High-resolution targeted bisulfite sequencing reveals blood cell type-specific DNA methylation patterns in IL13 and ORMDL3.
Söderhäll, C, Reinius, LE, Salmenperä, P, Gentile, M, Acevedo, N, Konradsen, JR, Nordlund, B, Hedlin, G, Scheynius, A, Myllykangas, S, et al
Clinical epigenetics. 2021;(1):106
Abstract
BACKGROUND Methylation of DNA at CpG sites is an epigenetic modification and a potential modifier of disease risk, possibly mediating environmental effects. Currently, DNA methylation is commonly assessed using specific microarrays that sample methylation at a few % of all methylated sites. METHODS To understand if significant information on methylation can be added by a more comprehensive analysis of methylation, we set up a quantitative method, bisulfite oligonucleotide-selective sequencing (Bs-OS-seq), and compared the data with microarray-derived methylation data.
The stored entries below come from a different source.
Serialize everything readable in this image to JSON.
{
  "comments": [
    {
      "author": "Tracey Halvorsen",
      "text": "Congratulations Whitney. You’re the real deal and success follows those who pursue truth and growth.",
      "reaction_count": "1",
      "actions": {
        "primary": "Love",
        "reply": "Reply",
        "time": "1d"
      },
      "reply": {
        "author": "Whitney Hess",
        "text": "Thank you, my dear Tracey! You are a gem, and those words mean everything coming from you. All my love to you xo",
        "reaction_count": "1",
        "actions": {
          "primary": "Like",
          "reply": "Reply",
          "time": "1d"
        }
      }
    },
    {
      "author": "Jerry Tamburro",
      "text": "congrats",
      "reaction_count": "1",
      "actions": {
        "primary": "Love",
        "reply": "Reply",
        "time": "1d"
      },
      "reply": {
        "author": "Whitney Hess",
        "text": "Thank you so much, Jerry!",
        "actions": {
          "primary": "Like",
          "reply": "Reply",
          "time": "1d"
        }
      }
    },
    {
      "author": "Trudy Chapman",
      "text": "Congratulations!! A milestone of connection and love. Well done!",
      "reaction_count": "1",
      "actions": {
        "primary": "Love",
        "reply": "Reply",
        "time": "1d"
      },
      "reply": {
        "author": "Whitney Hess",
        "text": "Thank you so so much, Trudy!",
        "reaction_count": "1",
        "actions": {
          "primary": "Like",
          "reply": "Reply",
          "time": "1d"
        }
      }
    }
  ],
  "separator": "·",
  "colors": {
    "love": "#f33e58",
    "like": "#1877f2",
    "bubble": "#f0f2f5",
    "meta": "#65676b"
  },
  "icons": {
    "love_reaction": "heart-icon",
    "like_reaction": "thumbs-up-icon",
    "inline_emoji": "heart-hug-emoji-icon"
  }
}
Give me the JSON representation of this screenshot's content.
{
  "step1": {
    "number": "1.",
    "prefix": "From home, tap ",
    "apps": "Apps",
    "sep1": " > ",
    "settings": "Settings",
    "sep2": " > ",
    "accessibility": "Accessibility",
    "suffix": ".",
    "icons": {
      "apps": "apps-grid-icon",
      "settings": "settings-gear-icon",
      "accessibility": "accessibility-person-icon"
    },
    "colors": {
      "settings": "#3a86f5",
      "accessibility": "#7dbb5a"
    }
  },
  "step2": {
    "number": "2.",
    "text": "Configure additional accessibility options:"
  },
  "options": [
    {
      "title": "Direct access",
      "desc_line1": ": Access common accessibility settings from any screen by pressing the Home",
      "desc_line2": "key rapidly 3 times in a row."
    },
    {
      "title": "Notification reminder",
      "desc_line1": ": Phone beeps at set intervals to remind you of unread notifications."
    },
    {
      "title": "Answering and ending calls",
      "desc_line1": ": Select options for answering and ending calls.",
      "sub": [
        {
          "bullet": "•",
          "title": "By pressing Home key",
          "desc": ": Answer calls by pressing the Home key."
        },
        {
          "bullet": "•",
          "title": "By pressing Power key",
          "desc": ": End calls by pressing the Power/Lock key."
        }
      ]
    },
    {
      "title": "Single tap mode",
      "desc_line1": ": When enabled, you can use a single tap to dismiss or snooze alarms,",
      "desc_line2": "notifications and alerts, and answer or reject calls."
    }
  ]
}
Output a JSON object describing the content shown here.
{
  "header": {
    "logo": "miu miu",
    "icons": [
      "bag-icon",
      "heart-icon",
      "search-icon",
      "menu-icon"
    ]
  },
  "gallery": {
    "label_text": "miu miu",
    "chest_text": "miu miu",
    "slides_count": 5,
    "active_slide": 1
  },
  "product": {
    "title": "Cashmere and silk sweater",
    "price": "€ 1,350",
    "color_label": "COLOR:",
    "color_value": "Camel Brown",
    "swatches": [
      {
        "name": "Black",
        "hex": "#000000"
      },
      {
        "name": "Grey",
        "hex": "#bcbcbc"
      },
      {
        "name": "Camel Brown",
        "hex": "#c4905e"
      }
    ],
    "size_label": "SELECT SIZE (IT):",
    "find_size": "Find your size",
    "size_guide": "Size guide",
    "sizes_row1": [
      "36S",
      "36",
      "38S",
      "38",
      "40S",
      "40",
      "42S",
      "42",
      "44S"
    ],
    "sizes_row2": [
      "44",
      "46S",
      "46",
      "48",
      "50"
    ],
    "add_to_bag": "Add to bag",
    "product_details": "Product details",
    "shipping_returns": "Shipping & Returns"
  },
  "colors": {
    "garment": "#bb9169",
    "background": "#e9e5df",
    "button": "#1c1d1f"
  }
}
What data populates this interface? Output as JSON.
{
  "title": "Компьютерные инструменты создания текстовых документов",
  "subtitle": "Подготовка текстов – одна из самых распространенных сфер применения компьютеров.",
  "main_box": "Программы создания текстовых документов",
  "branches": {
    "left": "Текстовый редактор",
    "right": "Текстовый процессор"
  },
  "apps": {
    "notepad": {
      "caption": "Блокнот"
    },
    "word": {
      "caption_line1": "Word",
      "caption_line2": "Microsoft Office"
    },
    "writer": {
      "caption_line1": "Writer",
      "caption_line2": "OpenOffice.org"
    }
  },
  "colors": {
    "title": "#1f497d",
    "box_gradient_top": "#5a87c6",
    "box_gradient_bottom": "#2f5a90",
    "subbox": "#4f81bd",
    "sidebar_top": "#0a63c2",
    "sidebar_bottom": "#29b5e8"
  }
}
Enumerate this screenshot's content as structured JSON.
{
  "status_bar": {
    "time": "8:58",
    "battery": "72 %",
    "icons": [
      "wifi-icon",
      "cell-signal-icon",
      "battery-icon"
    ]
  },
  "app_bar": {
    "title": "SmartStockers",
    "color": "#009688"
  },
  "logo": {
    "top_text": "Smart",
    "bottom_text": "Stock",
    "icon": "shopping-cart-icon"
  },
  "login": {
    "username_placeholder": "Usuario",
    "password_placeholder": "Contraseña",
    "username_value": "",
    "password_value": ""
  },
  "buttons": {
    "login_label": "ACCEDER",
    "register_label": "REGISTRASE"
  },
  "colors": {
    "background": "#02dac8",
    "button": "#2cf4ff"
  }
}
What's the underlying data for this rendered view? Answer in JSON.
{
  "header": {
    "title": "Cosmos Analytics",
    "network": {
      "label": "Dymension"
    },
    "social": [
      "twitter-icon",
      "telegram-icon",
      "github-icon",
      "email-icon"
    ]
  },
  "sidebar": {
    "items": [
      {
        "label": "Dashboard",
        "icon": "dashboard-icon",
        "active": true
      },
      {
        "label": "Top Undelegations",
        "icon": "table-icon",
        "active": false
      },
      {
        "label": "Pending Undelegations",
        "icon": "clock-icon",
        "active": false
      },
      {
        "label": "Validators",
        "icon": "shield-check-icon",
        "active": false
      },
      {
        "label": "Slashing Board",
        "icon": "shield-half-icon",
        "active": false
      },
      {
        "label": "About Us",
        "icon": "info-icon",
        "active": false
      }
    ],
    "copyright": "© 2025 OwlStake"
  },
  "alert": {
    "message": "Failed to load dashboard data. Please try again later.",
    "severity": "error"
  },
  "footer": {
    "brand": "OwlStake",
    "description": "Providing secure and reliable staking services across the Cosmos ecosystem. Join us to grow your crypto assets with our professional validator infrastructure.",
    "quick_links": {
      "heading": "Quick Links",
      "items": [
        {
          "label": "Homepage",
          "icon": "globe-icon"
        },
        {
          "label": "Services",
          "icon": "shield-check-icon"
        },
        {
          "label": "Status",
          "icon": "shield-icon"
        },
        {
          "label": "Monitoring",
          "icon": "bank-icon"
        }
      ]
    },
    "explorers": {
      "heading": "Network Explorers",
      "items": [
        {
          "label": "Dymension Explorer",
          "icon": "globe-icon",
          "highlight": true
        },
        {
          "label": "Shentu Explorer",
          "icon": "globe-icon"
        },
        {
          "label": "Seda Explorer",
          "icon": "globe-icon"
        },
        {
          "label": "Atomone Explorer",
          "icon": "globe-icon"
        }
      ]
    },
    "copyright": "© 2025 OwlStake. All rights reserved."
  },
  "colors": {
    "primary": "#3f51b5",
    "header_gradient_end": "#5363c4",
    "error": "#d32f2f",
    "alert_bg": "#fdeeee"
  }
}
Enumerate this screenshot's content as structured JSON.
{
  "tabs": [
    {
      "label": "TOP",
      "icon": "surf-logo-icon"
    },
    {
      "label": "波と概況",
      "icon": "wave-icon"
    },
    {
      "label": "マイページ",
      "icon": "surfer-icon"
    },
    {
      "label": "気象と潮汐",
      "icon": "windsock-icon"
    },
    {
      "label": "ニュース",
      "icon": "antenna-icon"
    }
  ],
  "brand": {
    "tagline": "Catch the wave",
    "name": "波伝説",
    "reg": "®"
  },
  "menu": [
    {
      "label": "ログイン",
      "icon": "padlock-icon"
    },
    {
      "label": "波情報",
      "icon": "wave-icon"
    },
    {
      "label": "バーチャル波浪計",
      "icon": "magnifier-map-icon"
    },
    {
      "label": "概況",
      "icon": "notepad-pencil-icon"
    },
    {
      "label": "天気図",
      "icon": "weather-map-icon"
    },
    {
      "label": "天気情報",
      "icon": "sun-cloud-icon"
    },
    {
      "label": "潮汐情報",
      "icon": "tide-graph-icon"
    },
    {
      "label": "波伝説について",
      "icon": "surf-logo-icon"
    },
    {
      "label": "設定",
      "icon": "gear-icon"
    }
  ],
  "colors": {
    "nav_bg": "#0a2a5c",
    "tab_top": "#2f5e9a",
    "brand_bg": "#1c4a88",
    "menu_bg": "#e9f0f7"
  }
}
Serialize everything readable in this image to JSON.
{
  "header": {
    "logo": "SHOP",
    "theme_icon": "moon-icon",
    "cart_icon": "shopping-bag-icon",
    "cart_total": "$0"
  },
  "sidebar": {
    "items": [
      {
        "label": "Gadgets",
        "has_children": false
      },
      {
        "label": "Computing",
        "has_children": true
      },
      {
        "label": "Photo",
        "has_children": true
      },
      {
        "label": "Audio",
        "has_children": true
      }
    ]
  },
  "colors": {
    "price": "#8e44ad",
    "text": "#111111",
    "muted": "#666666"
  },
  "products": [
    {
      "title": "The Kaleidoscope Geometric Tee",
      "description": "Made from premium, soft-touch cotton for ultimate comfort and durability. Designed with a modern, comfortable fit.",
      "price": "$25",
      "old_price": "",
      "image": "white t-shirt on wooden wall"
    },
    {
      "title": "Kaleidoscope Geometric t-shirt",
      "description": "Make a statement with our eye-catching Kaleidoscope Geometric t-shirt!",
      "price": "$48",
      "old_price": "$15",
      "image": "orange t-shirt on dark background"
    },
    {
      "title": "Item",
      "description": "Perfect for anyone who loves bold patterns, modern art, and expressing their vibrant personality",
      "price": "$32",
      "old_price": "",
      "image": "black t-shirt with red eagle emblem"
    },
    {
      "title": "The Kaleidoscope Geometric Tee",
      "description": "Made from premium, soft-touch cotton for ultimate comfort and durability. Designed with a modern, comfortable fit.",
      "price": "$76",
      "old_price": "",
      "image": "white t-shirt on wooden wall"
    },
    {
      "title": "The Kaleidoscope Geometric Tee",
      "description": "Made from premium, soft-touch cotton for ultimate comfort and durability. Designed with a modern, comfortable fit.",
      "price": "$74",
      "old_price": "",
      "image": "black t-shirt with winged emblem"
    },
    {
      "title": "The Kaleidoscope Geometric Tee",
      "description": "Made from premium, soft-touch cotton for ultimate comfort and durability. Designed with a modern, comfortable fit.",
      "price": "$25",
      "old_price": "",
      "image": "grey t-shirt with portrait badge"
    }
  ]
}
We assessed methylation at two asthma-associated genes, IL13 and ORMDL3, in blood samples collected from children with and without asthma and fractionated white blood cell types from healthy adult controls. RESULTS Our results show that Bs-OS-seq can uncover vast amounts of methylation variation not detected by commonly used array methods. We found that high-density methylation information from even one gene can delineate the main white blood cell lineages. CONCLUSIONS We conclude that high-resolution methylation studies can yield clinically important information at selected specific loci missed by array-based methods, with potential implications for future studies of methylation-disease associations.